En outre, le nombre de soignants formés est encore insuffisant pour tenter l’évaluation. « Subjectivement, les professionnels ont le sentiment de mettre de moins en moins en isolement et sur des durées moins longues », évoque Jerry Libert. Mais cette sensation est difficile à objectiver. « Par ailleurs, on ne pourra pas savoir si une éventuelle diminution des contentions est seulement due à cette formation, à celles que nous avons engagées avant, à la modification des compétences des personnels recrutés ou à l’évolution des types de patients reçus ou des pathologies prises en charge », observe Roland Pollefait.

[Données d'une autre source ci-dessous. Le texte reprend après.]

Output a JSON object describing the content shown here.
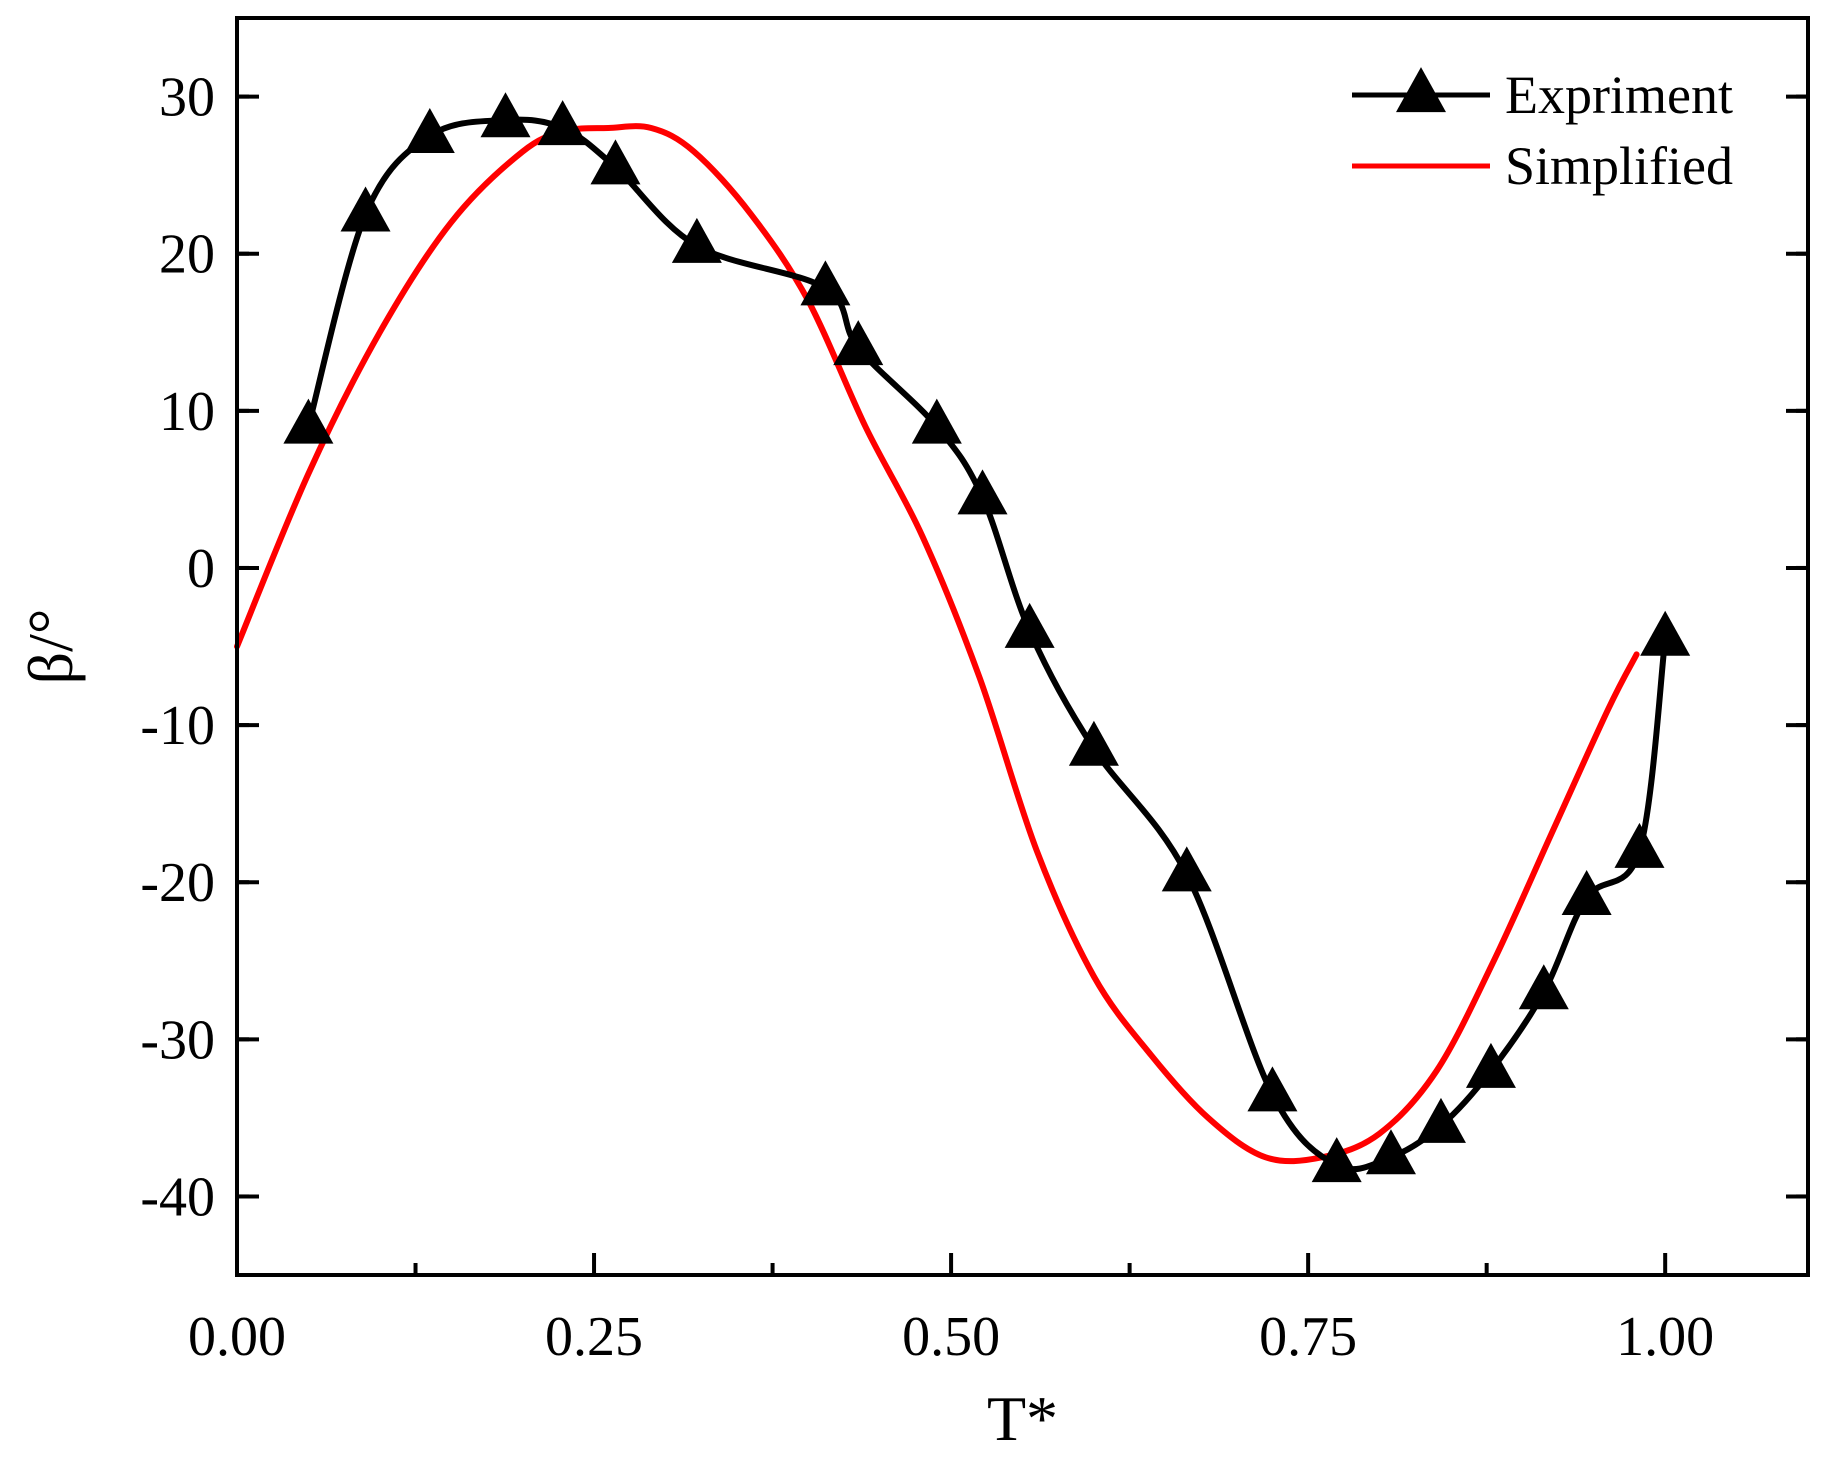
{
  "chart_data": {
    "type": "line",
    "title": "",
    "xlabel": "T*",
    "ylabel": "β/°",
    "xlim": [
      0.0,
      1.1
    ],
    "ylim": [
      -45,
      35
    ],
    "xticks": [
      0.0,
      0.25,
      0.5,
      0.75,
      1.0
    ],
    "xtick_labels": [
      "0.00",
      "0.25",
      "0.50",
      "0.75",
      "1.00"
    ],
    "yticks": [
      30,
      20,
      10,
      0,
      -10,
      -20,
      -30,
      -40
    ],
    "ytick_labels": [
      "30",
      "20",
      "10",
      "0",
      "-10",
      "-20",
      "-30",
      "-40"
    ],
    "legend_position": "top-right",
    "series": [
      {
        "name": "Expriment",
        "color": "#000000",
        "marker": "triangle",
        "x": [
          0.05,
          0.09,
          0.135,
          0.188,
          0.228,
          0.265,
          0.322,
          0.412,
          0.435,
          0.49,
          0.522,
          0.555,
          0.6,
          0.665,
          0.725,
          0.77,
          0.808,
          0.843,
          0.878,
          0.915,
          0.945,
          0.982,
          1.0
        ],
        "y": [
          9,
          22.5,
          27.5,
          28.5,
          28,
          25.5,
          20.5,
          17.8,
          14,
          9,
          4.5,
          -4,
          -11.5,
          -19.5,
          -33.5,
          -38,
          -37.5,
          -35.5,
          -32,
          -27,
          -21,
          -18,
          -4.5
        ]
      },
      {
        "name": "Simplified",
        "color": "#ff0000",
        "marker": "none",
        "x": [
          0.0,
          0.05,
          0.1,
          0.15,
          0.2,
          0.23,
          0.26,
          0.29,
          0.32,
          0.36,
          0.4,
          0.44,
          0.48,
          0.52,
          0.56,
          0.6,
          0.64,
          0.68,
          0.72,
          0.76,
          0.8,
          0.84,
          0.88,
          0.92,
          0.96,
          0.98
        ],
        "y": [
          -5,
          6,
          15,
          22,
          26.5,
          27.8,
          28,
          28,
          26.5,
          22.5,
          17,
          9,
          2,
          -7,
          -18,
          -26,
          -31,
          -35,
          -37.5,
          -37.5,
          -36,
          -32,
          -25,
          -17,
          -9,
          -5.5
        ]
      }
    ]
  }
}
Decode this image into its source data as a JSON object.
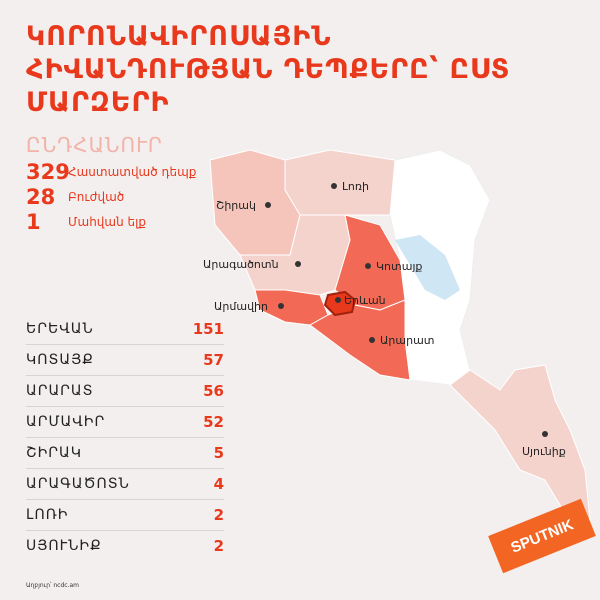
{
  "title": "ԿՈՐՈՆԱՎԻՐՈՍԱՅԻՆ ՀԻՎԱՆԴՈՒԹՅԱՆ ԴԵՊՔԵՐԸ՝ ԸՍՏ ՄԱՐԶԵՐԻ",
  "total": {
    "heading": "ԸՆԴՀԱՆՈՒՐ",
    "stats": [
      {
        "value": "329",
        "label": "Հաստատված դեպք"
      },
      {
        "value": "28",
        "label": "Բուժված"
      },
      {
        "value": "1",
        "label": "Մահվան ելք"
      }
    ]
  },
  "regions": [
    {
      "name": "ԵՐԵՎԱՆ",
      "value": "151"
    },
    {
      "name": "ԿՈՏԱՅՔ",
      "value": "57"
    },
    {
      "name": "ԱՐԱՐԱՏ",
      "value": "56"
    },
    {
      "name": "ԱՐՄԱՎԻՐ",
      "value": "52"
    },
    {
      "name": "ՇԻՐԱԿ",
      "value": "5"
    },
    {
      "name": "ԱՐԱԳԱԾՈՏՆ",
      "value": "4"
    },
    {
      "name": "ԼՈՌԻ",
      "value": "2"
    },
    {
      "name": "ՍՅՈՒՆԻՔ",
      "value": "2"
    }
  ],
  "map_labels": {
    "lori": "Լոռի",
    "shirak": "Շիրակ",
    "aragatsotn": "Արագածոտն",
    "kotayk": "Կոտայք",
    "armavir": "Արմավիր",
    "yerevan": "Երևան",
    "ararat": "Արարատ",
    "syunik": "Սյունիք"
  },
  "colors": {
    "accent": "#e8391d",
    "high": "#f26a55",
    "low": "#f5d3cd",
    "lake": "#cfe6f5"
  },
  "source": "Աղբյուր՝ ncdc.am",
  "logo": "SPUTNIK"
}
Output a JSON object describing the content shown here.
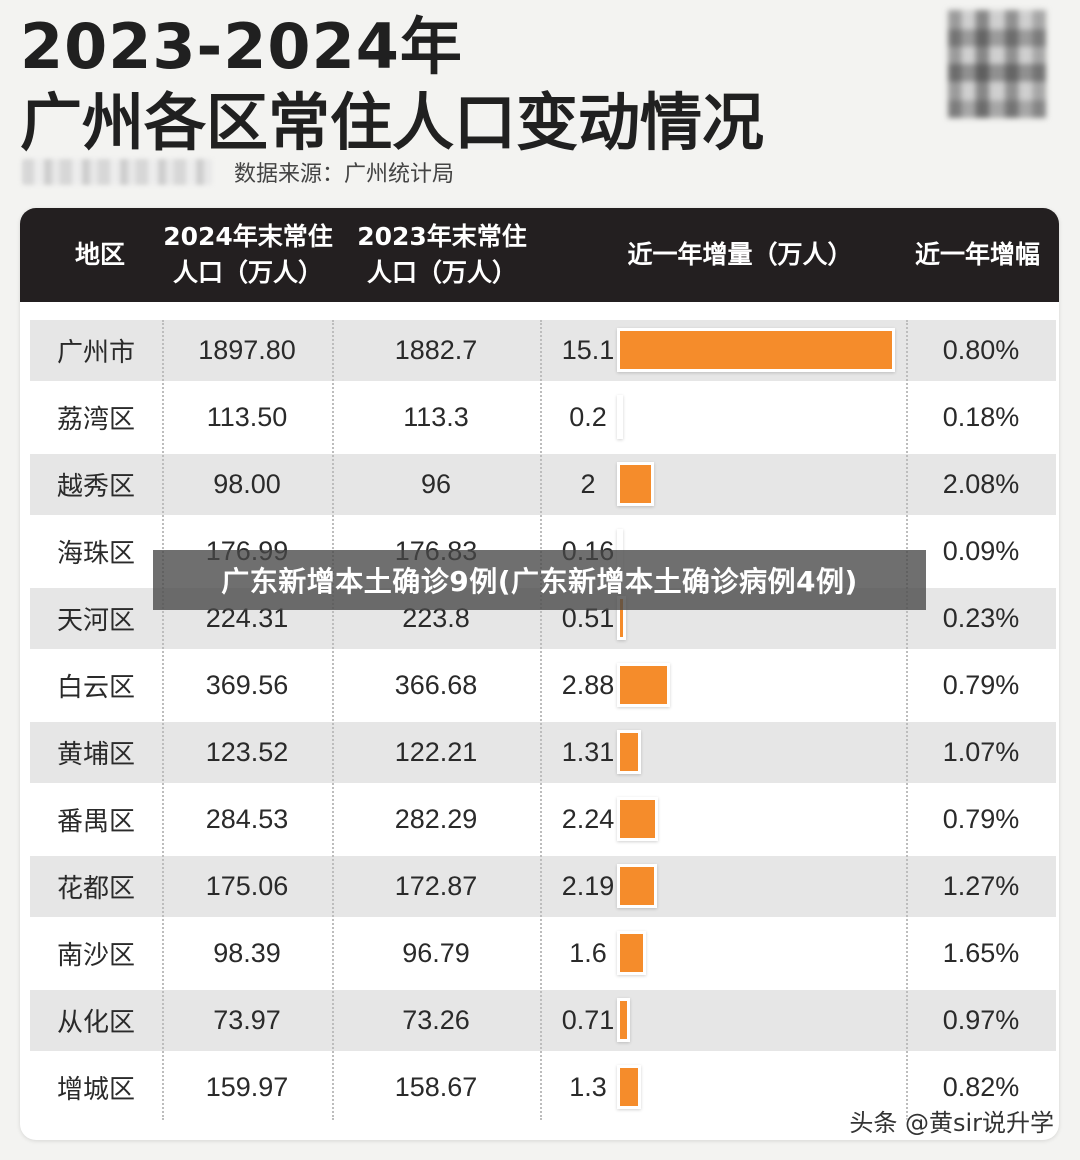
{
  "title": {
    "line1": "2023-2024年",
    "line2": "广州各区常住人口变动情况"
  },
  "source": "数据来源：广州统计局",
  "overlay_banner": "广东新增本土确诊9例(广东新增本土确诊病例4例)",
  "watermark": "头条 @黄sir说升学",
  "colors": {
    "header_bg": "#231f20",
    "bar": "#f58c2b",
    "row_shade": "#e6e6e6"
  },
  "chart_data": {
    "type": "table",
    "columns": [
      "地区",
      "2024年末常住\n人口（万人）",
      "2023年末常住\n人口（万人）",
      "近一年增量（万人）",
      "近一年增幅"
    ],
    "rows": [
      {
        "region": "广州市",
        "pop2024": "1897.80",
        "pop2023": "1882.7",
        "increase": "15.1",
        "increase_value": 15.1,
        "growth": "0.80%"
      },
      {
        "region": "荔湾区",
        "pop2024": "113.50",
        "pop2023": "113.3",
        "increase": "0.2",
        "increase_value": 0.2,
        "growth": "0.18%"
      },
      {
        "region": "越秀区",
        "pop2024": "98.00",
        "pop2023": "96",
        "increase": "2",
        "increase_value": 2,
        "growth": "2.08%"
      },
      {
        "region": "海珠区",
        "pop2024": "176.99",
        "pop2023": "176.83",
        "increase": "0.16",
        "increase_value": 0.16,
        "growth": "0.09%"
      },
      {
        "region": "天河区",
        "pop2024": "224.31",
        "pop2023": "223.8",
        "increase": "0.51",
        "increase_value": 0.51,
        "growth": "0.23%"
      },
      {
        "region": "白云区",
        "pop2024": "369.56",
        "pop2023": "366.68",
        "increase": "2.88",
        "increase_value": 2.88,
        "growth": "0.79%"
      },
      {
        "region": "黄埔区",
        "pop2024": "123.52",
        "pop2023": "122.21",
        "increase": "1.31",
        "increase_value": 1.31,
        "growth": "1.07%"
      },
      {
        "region": "番禺区",
        "pop2024": "284.53",
        "pop2023": "282.29",
        "increase": "2.24",
        "increase_value": 2.24,
        "growth": "0.79%"
      },
      {
        "region": "花都区",
        "pop2024": "175.06",
        "pop2023": "172.87",
        "increase": "2.19",
        "increase_value": 2.19,
        "growth": "1.27%"
      },
      {
        "region": "南沙区",
        "pop2024": "98.39",
        "pop2023": "96.79",
        "increase": "1.6",
        "increase_value": 1.6,
        "growth": "1.65%"
      },
      {
        "region": "从化区",
        "pop2024": "73.97",
        "pop2023": "73.26",
        "increase": "0.71",
        "increase_value": 0.71,
        "growth": "0.97%"
      },
      {
        "region": "增城区",
        "pop2024": "159.97",
        "pop2023": "158.67",
        "increase": "1.3",
        "increase_value": 1.3,
        "growth": "0.82%"
      }
    ]
  }
}
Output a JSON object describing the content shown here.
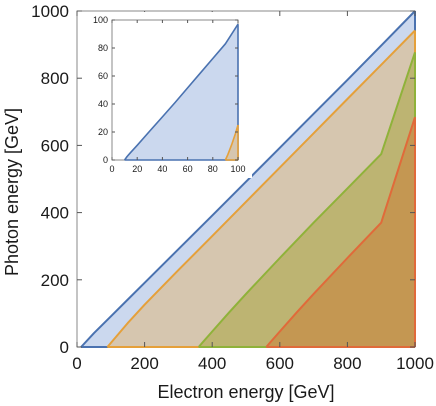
{
  "chart_data": [
    {
      "type": "area",
      "xlabel": "Electron energy [GeV]",
      "ylabel": "Photon energy [GeV]",
      "xlim": [
        0,
        1000
      ],
      "ylim": [
        0,
        1000
      ],
      "x_ticks": [
        0,
        200,
        400,
        600,
        800,
        1000
      ],
      "y_ticks": [
        0,
        200,
        400,
        600,
        800,
        1000
      ],
      "series": [
        {
          "color": "#4a72b0",
          "fill": "#b9cbe8",
          "x": [
            12,
            50,
            100,
            200,
            300,
            400,
            500,
            600,
            700,
            800,
            900,
            1000
          ],
          "y": [
            0,
            41,
            91,
            191,
            291,
            391,
            492,
            593,
            694,
            795,
            897,
            1000
          ]
        },
        {
          "color": "#e5a03a",
          "fill": "#d9c09a",
          "x": [
            90,
            100,
            150,
            200,
            300,
            400,
            500,
            600,
            700,
            800,
            900,
            1000
          ],
          "y": [
            0,
            12,
            71,
            126,
            229,
            330,
            432,
            534,
            636,
            738,
            840,
            942
          ]
        },
        {
          "color": "#8fb23a",
          "fill": "#b4ad5e",
          "x": [
            360,
            370,
            400,
            450,
            500,
            600,
            700,
            800,
            900,
            1000
          ],
          "y": [
            0,
            12,
            46,
            103,
            158,
            265,
            370,
            472,
            574,
            877
          ]
        },
        {
          "color": "#e06a3a",
          "fill": "#c78d48",
          "x": [
            560,
            570,
            600,
            650,
            700,
            800,
            900,
            1000
          ],
          "y": [
            0,
            12,
            46,
            103,
            158,
            265,
            370,
            684
          ]
        }
      ]
    },
    {
      "type": "area",
      "xlim": [
        0,
        100
      ],
      "ylim": [
        0,
        100
      ],
      "x_ticks": [
        0,
        20,
        40,
        60,
        80,
        100
      ],
      "y_ticks": [
        0,
        20,
        40,
        60,
        80,
        100
      ],
      "series": [
        {
          "color": "#4a72b0",
          "fill": "#b9cbe8",
          "x": [
            10,
            12,
            15,
            20,
            30,
            40,
            50,
            60,
            70,
            80,
            90,
            100
          ],
          "y": [
            0,
            2.5,
            5.6,
            10.5,
            20.7,
            30.8,
            41,
            51.5,
            62,
            72.5,
            83,
            97
          ]
        },
        {
          "color": "#e5a03a",
          "fill": "#d9c09a",
          "x": [
            90,
            92,
            95,
            98,
            100
          ],
          "y": [
            0,
            4,
            11,
            19,
            25
          ]
        }
      ]
    }
  ]
}
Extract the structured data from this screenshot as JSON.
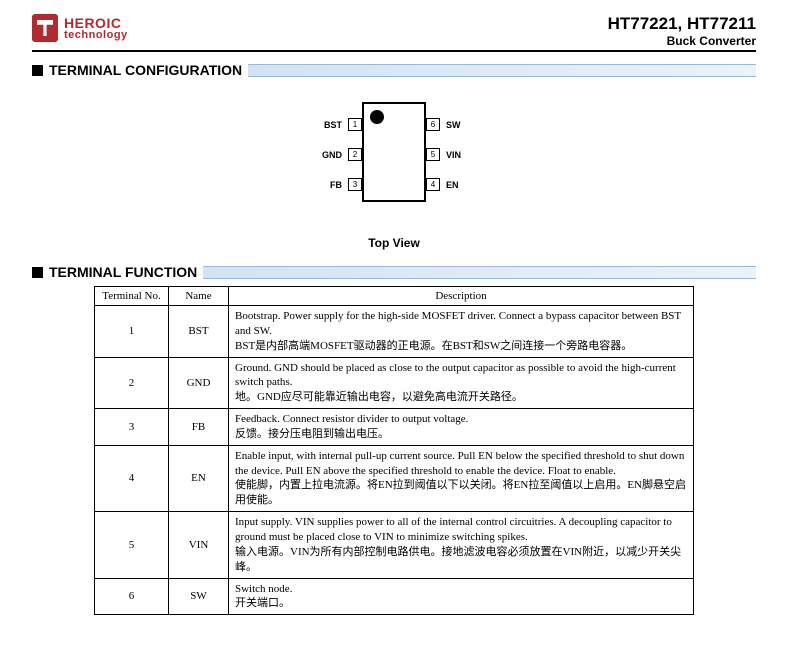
{
  "header": {
    "logo_line1": "HEROIC",
    "logo_line2": "technology",
    "part_number": "HT77221, HT77211",
    "subtitle": "Buck Converter"
  },
  "sections": {
    "terminal_config": "TERMINAL CONFIGURATION",
    "terminal_function": "TERMINAL FUNCTION"
  },
  "diagram": {
    "top_view": "Top View",
    "pins_left": [
      {
        "num": "1",
        "label": "BST"
      },
      {
        "num": "2",
        "label": "GND"
      },
      {
        "num": "3",
        "label": "FB"
      }
    ],
    "pins_right": [
      {
        "num": "6",
        "label": "SW"
      },
      {
        "num": "5",
        "label": "VIN"
      },
      {
        "num": "4",
        "label": "EN"
      }
    ]
  },
  "table": {
    "headers": {
      "no": "Terminal No.",
      "name": "Name",
      "desc": "Description"
    },
    "rows": [
      {
        "no": "1",
        "name": "BST",
        "desc": "Bootstrap. Power supply for the high-side MOSFET driver. Connect a bypass capacitor between BST and SW.\nBST是内部高端MOSFET驱动器的正电源。在BST和SW之间连接一个旁路电容器。"
      },
      {
        "no": "2",
        "name": "GND",
        "desc": "Ground. GND should be placed as close to the output capacitor as possible to avoid the high-current switch paths.\n地。GND应尽可能靠近输出电容，以避免高电流开关路径。"
      },
      {
        "no": "3",
        "name": "FB",
        "desc": "Feedback. Connect resistor divider to output voltage.\n反馈。接分压电阻到输出电压。"
      },
      {
        "no": "4",
        "name": "EN",
        "desc": "Enable input, with internal pull-up current source. Pull EN below the specified threshold to shut down the device. Pull EN above the specified threshold to enable the device. Float to enable.\n使能脚，内置上拉电流源。将EN拉到阈值以下以关闭。将EN拉至阈值以上启用。EN脚悬空启用使能。"
      },
      {
        "no": "5",
        "name": "VIN",
        "desc": "Input supply. VIN supplies power to all of the internal control circuitries. A decoupling capacitor to ground must be placed close to VIN to minimize switching spikes.\n输入电源。VIN为所有内部控制电路供电。接地滤波电容必须放置在VIN附近，以减少开关尖峰。"
      },
      {
        "no": "6",
        "name": "SW",
        "desc": "Switch node.\n开关端口。"
      }
    ]
  },
  "colors": {
    "brand_red": "#b02a30",
    "bar_gradient_from": "#d3e3f3",
    "bar_gradient_to": "#eaf2fa",
    "bar_border": "#9bb9d6"
  }
}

Ainsi, les Luxembourgeois ont-ils constaté, ces dernières années, une augmentation du recours à la contention/isolement. « Mais nous avons aussi de plus en plus de patients judiciaires », explique Wim Verwaest. Il semble cependant que les cadres de santé soient demandeurs. « L’un d’eux m’a expliqué que ceux qui en avait bénéficié étaient davantage dans le dialogue et l’anticipation de la crise », note Jerry Libert. Pour l’instant, quelque 250 personnes doivent encore être formées dans son établissement, dont des soignants exerçant dans des services où la contention ne se pratique pas. « Ils trouvent pourtant que cela leur sert au quotidien, dans la relation avec les patients », explique Jerry Libert.
1- En Belgique, différentes professions soignantes ont été recrutées par le passé dans les services de psychiatrie avant que la qualification d’infirmiers spécialisés en psychiatrie soit reconnue : kinésithérapeutes, ergothérapeutes, assistantes en psychologie, assistante sociales…
2- Centre hospitalier neuropsychiatrique.
3- En sociologie, c’est une étude qui allie théorie et mise en pratique afin de résoudre un conflit tout en développant des connaissances générales sur un sujet.
« LA FORMATION M’A PERMIS DE PRENDRE CONSCIENCE DES CHOSES QUE L’ON FAIT, DE LEUR IMPACT RÉEL sur l’état d’un patient et du développement de la crise. On décortique ce qui a précédé la mise en isolement et on voit à quel point nos interventions jouent. En en prenant conscience, cela permet d’intervenir différemment dans la gestion d’autres crises. Aujourd’hui, je suis plus attentive aux prémices de la crise, et je modifie mon intervention en conséquence. »
LISA GABRIEL,
ORTHOPHONISTE, EXERCE EN PSYCHIATRIE À L’HÔPITAL JEAN-TITECA (BRUXELLES). ELLE A SUIVI DEUX FOIS LA FORMATION ET SE PRÉPARE À DEVENIR ELLE-MÊME FORMATRICE.
« DANS MON UNITÉ, NOUS NE RÉALISONS PAS D’ISOLEMENT. JE VOIS NÉANMOINS MON TRAVAIL différemment depuis cette formation. J’ai pu me recentrer sur la relation d’aide et j’ai beaucoup appris du monitoring de la crise. J’aimerais maintenant que l’ensemble de mon équipe soit formée. J’en suis devenue le cadre. Et j’aimerais pouvoir développer l’usage du monitoring de la crise comme une sorte de baromètre, qui pourrait être affiché dans le service. »
CARINE GLAUDE,
INFIRMIÈRE SPÉCIALISÉE EN PSYCHIATRIE AU CHNP
1- Centre hospitalier neuropsychiatrique.